Somervillian Nasim Asl (2013, English) was involved in the I, too, am Oxford campaign from its inception, running the website and uploading its content to ensure significant coverage. Now the campaign has given rise to a new magazine, which will look to explore some of the issues raised.

The initial campaign, which was inspired by an analagous “I, too, am Harvard” campaign, posted photographs of Oxford students holding placards which quoted comments made to them during their time at Oxford or else challenged what the group perceived as widely-held assumptions.

Placard captions included “My voice is not the voice of all black people”, “All the post-colonial and critical theories you study does not entitle you to speak for me or over me”, and “No, I’m not on a scholarship from Africa”.

The campaign received significant coverage in the UK media, both local and national (The Telegraph, The Guardian, The Independent). It also acquired followers from all over the world – by the time of its peak a few weeks ago, says Asl, the only countries in which it had still received no web clicks were Greenland, Cuba and North Korea. The initiative was then mimicked at other UK universities, including SOAS, Cambridge, Sheffield and Loughborough, among others.

“We wanted to offer people to express their own stories of how they have been ‘othered’ during their time here,” says Nasim. “We thought it would be a good way to raise awareness while allowing all sorts of different perspectives to be expressed. The response we had was unbelievable – people contacted us from all over the world with messages of encouragement.”

The campaign was so popular that another campaign was launched in its wake. We are all Oxford sought to provide evidence for good minority experiences within the university, lest the university’s image was unduly tarnished and minority students were thereby encouraged not to apply.

But it was the initial campaign which brought the issue into the wider consciousness most dramatically. It also led to a conference, held on 24 May at Lady Margaret Hall, which looked at the whole issue of student diversity in Oxford.
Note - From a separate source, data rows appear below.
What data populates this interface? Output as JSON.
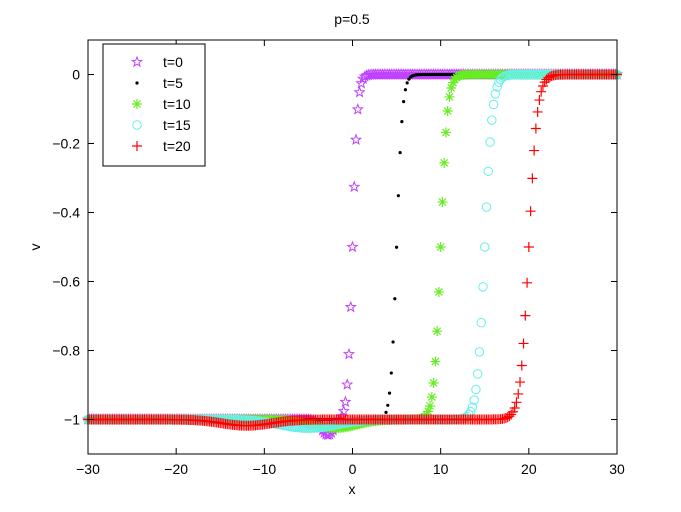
{
  "chart_data": {
    "type": "line",
    "title": "p=0.5",
    "xlabel": "x",
    "ylabel": "v",
    "xlim": [
      -30,
      30
    ],
    "ylim": [
      -1.1,
      0.1
    ],
    "xticks": [
      -30,
      -20,
      -10,
      0,
      10,
      20,
      30
    ],
    "yticks": [
      0,
      -0.2,
      -0.4,
      -0.6,
      -0.8,
      -1
    ],
    "xtick_labels": [
      "−30",
      "−20",
      "−10",
      "0",
      "10",
      "20",
      "30"
    ],
    "ytick_labels": [
      "0",
      "−0.2",
      "−0.4",
      "−0.6",
      "−0.8",
      "−1"
    ],
    "grid": false,
    "legend_position": "top-left",
    "series": [
      {
        "name": "t=0",
        "marker": "star",
        "color": "#bf40ff",
        "center": 0,
        "width": 0.55,
        "dip_center": -2.8,
        "dip_depth": 0.045,
        "dip_width": 1.0
      },
      {
        "name": "t=5",
        "marker": "dot",
        "color": "#000000",
        "center": 5,
        "width": 0.65,
        "dip_center": 2.0,
        "dip_depth": 0.01,
        "dip_width": 1.8
      },
      {
        "name": "t=10",
        "marker": "asterisk",
        "color": "#66ee22",
        "center": 10,
        "width": 0.75,
        "dip_center": -2.0,
        "dip_depth": 0.025,
        "dip_width": 3.5
      },
      {
        "name": "t=15",
        "marker": "circle",
        "color": "#66f0e8",
        "center": 15,
        "width": 0.85,
        "dip_center": -5.0,
        "dip_depth": 0.025,
        "dip_width": 4.5
      },
      {
        "name": "t=20",
        "marker": "plus",
        "color": "#ff0000",
        "center": 20,
        "width": 0.95,
        "dip_center": -12.0,
        "dip_depth": 0.018,
        "dip_width": 4.0
      }
    ]
  }
}
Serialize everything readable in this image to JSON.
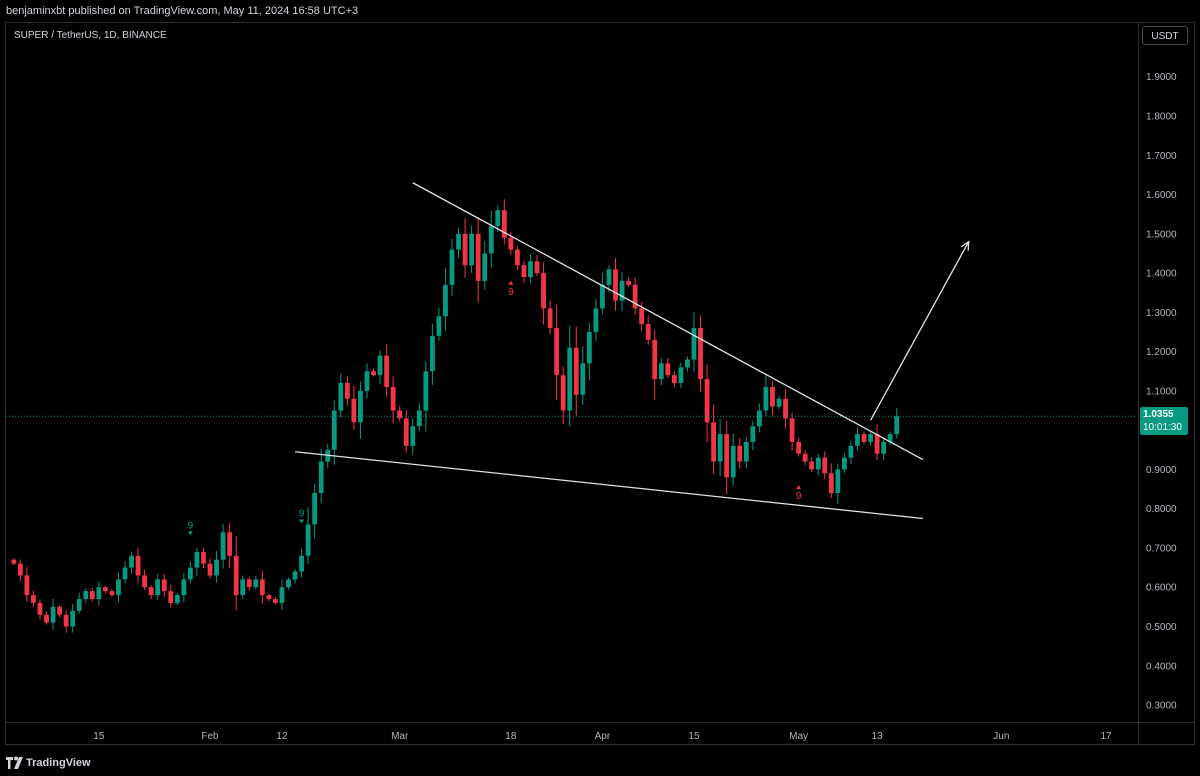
{
  "header": {
    "published": "benjaminxbt published on TradingView.com, May 11, 2024 16:58 UTC+3",
    "symbol": "SUPER / TetherUS, 1D, BINANCE",
    "currency_button": "USDT"
  },
  "footer": {
    "brand": "TradingView"
  },
  "last_price": {
    "value": "1.0355",
    "countdown": "10:01:30"
  },
  "colors": {
    "up": "#089981",
    "down": "#f23645",
    "background": "#000000",
    "trendline": "#e0e3eb"
  },
  "chart_data": {
    "type": "candlestick",
    "title": "SUPER / TetherUS, 1D, BINANCE",
    "ylim": [
      0.25,
      1.98
    ],
    "y_ticks": [
      "1.9000",
      "1.8000",
      "1.7000",
      "1.6000",
      "1.5000",
      "1.4000",
      "1.3000",
      "1.2000",
      "1.1000",
      "1.0000",
      "0.9000",
      "0.8000",
      "0.7000",
      "0.6000",
      "0.5000",
      "0.4000",
      "0.3000"
    ],
    "x_ticks": [
      {
        "label": "15",
        "date": "2024-01-15"
      },
      {
        "label": "Feb",
        "date": "2024-02-01"
      },
      {
        "label": "12",
        "date": "2024-02-12"
      },
      {
        "label": "Mar",
        "date": "2024-03-01"
      },
      {
        "label": "18",
        "date": "2024-03-18"
      },
      {
        "label": "Apr",
        "date": "2024-04-01"
      },
      {
        "label": "15",
        "date": "2024-04-15"
      },
      {
        "label": "May",
        "date": "2024-05-01"
      },
      {
        "label": "13",
        "date": "2024-05-13"
      },
      {
        "label": "Jun",
        "date": "2024-06-01"
      },
      {
        "label": "17",
        "date": "2024-06-17"
      }
    ],
    "start_date": "2024-01-02",
    "closes": [
      0.66,
      0.63,
      0.58,
      0.56,
      0.53,
      0.51,
      0.55,
      0.53,
      0.5,
      0.54,
      0.57,
      0.59,
      0.57,
      0.6,
      0.59,
      0.58,
      0.62,
      0.65,
      0.68,
      0.63,
      0.6,
      0.58,
      0.62,
      0.59,
      0.56,
      0.58,
      0.62,
      0.65,
      0.69,
      0.66,
      0.63,
      0.67,
      0.74,
      0.68,
      0.58,
      0.62,
      0.6,
      0.62,
      0.58,
      0.57,
      0.56,
      0.6,
      0.62,
      0.64,
      0.68,
      0.76,
      0.84,
      0.92,
      0.95,
      1.05,
      1.12,
      1.08,
      1.02,
      1.1,
      1.15,
      1.14,
      1.19,
      1.11,
      1.05,
      1.03,
      0.96,
      1.01,
      1.05,
      1.15,
      1.24,
      1.29,
      1.37,
      1.46,
      1.5,
      1.42,
      1.5,
      1.38,
      1.45,
      1.52,
      1.56,
      1.49,
      1.46,
      1.42,
      1.39,
      1.43,
      1.4,
      1.31,
      1.26,
      1.14,
      1.05,
      1.21,
      1.09,
      1.17,
      1.25,
      1.31,
      1.37,
      1.41,
      1.33,
      1.38,
      1.37,
      1.31,
      1.27,
      1.23,
      1.13,
      1.17,
      1.14,
      1.12,
      1.16,
      1.18,
      1.26,
      1.13,
      1.02,
      0.92,
      0.99,
      0.88,
      0.96,
      0.92,
      0.97,
      1.01,
      1.05,
      1.11,
      1.06,
      1.08,
      1.03,
      0.97,
      0.94,
      0.92,
      0.9,
      0.93,
      0.89,
      0.84,
      0.9,
      0.93,
      0.96,
      0.99,
      0.97,
      0.99,
      0.94,
      0.97,
      0.99,
      1.0355
    ],
    "annotations": [
      {
        "text": "9",
        "date": "2024-01-29",
        "near": "high",
        "color": "#089981"
      },
      {
        "text": "9",
        "date": "2024-02-15",
        "near": "high",
        "color": "#089981"
      },
      {
        "text": "9",
        "date": "2024-03-18",
        "near": "low",
        "color": "#f23645"
      },
      {
        "text": "9",
        "date": "2024-05-01",
        "near": "low",
        "color": "#f23645"
      }
    ],
    "drawings": {
      "upper_trendline": {
        "from": {
          "date": "2024-03-03",
          "price": 1.63
        },
        "to": {
          "date": "2024-05-20",
          "price": 0.925
        }
      },
      "lower_trendline": {
        "from": {
          "date": "2024-02-14",
          "price": 0.945
        },
        "to": {
          "date": "2024-05-20",
          "price": 0.775
        }
      },
      "arrow": {
        "from": {
          "date": "2024-05-12",
          "price": 1.025
        },
        "to": {
          "date": "2024-05-27",
          "price": 1.48
        }
      }
    },
    "grid": false,
    "legend": "none"
  }
}
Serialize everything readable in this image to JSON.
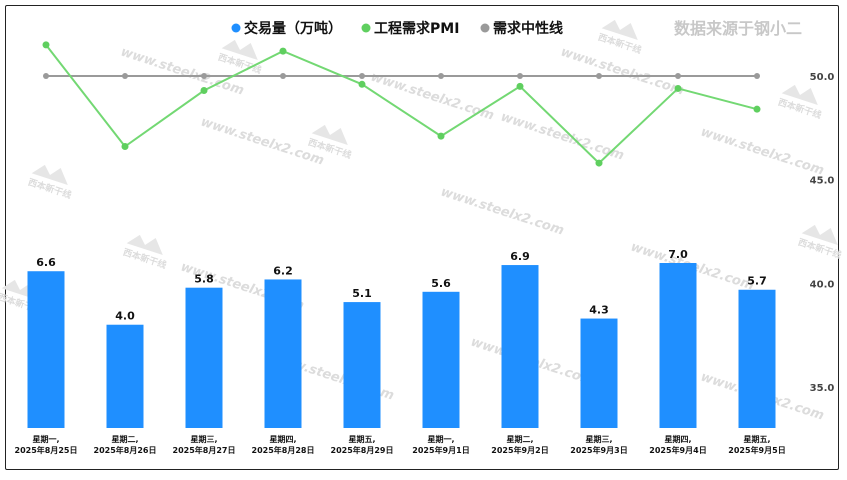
{
  "source_note": "数据来源于钢小二",
  "watermark": {
    "url_text": "www.steelx2.com",
    "logo_text": "西本新干线"
  },
  "colors": {
    "bar": "#1f8fff",
    "pmi": "#73d873",
    "neutral": "#9a9a9a"
  },
  "chart_data": {
    "type": "bar+line",
    "categories": [
      [
        "星期一,",
        "2025年8月25日"
      ],
      [
        "星期二,",
        "2025年8月26日"
      ],
      [
        "星期三,",
        "2025年8月27日"
      ],
      [
        "星期四,",
        "2025年8月28日"
      ],
      [
        "星期五,",
        "2025年8月29日"
      ],
      [
        "星期一,",
        "2025年9月1日"
      ],
      [
        "星期二,",
        "2025年9月2日"
      ],
      [
        "星期三,",
        "2025年9月3日"
      ],
      [
        "星期四,",
        "2025年9月4日"
      ],
      [
        "星期五,",
        "2025年9月5日"
      ]
    ],
    "series": [
      {
        "name": "交易量（万吨）",
        "type": "bar",
        "axis": "left",
        "values": [
          6.6,
          4.0,
          5.8,
          6.2,
          5.1,
          5.6,
          6.9,
          4.3,
          7.0,
          5.7
        ],
        "labels": [
          "6.6",
          "4.0",
          "5.8",
          "6.2",
          "5.1",
          "5.6",
          "6.9",
          "4.3",
          "7.0",
          "5.7"
        ]
      },
      {
        "name": "工程需求PMI",
        "type": "line",
        "axis": "right",
        "values": [
          51.5,
          46.6,
          49.3,
          51.2,
          49.6,
          47.1,
          49.5,
          45.8,
          49.4,
          48.4
        ]
      },
      {
        "name": "需求中性线",
        "type": "line",
        "axis": "right",
        "values": [
          50,
          50,
          50,
          50,
          50,
          50,
          50,
          50,
          50,
          50
        ]
      }
    ],
    "y_right": {
      "ticks": [
        "35.0",
        "40.0",
        "45.0",
        "50.0"
      ],
      "range": [
        32.5,
        53.5
      ]
    },
    "y_left": {
      "range": [
        -1.02,
        7.4
      ]
    },
    "legend_position": "top-center",
    "grid": false
  }
}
Now a magazine called Skin Deep is being planned so as to keep the issue at the forefront of people’s minds. Its appearance follows the success of an online forum begun this academic year. The magazine has already received submissions of poetry, articles and essays, as well as artwork and photography. The team is currently in the process of editing and designing, and hopes to print the first edition before the end of term.

“The magazine will contain a mixture of creative and academic submissions – artwork, poetry, essays and articles all exploring race and racism,” says Asl. “We hope to create a platform for individuals to express their own emotions and thoughts on these topics, similar to ventures such as NoHeterOx.”

“We’re hoping that over the coming terms we will be able to gain funding to print more copies, with more content from Oxford students,” said Asl.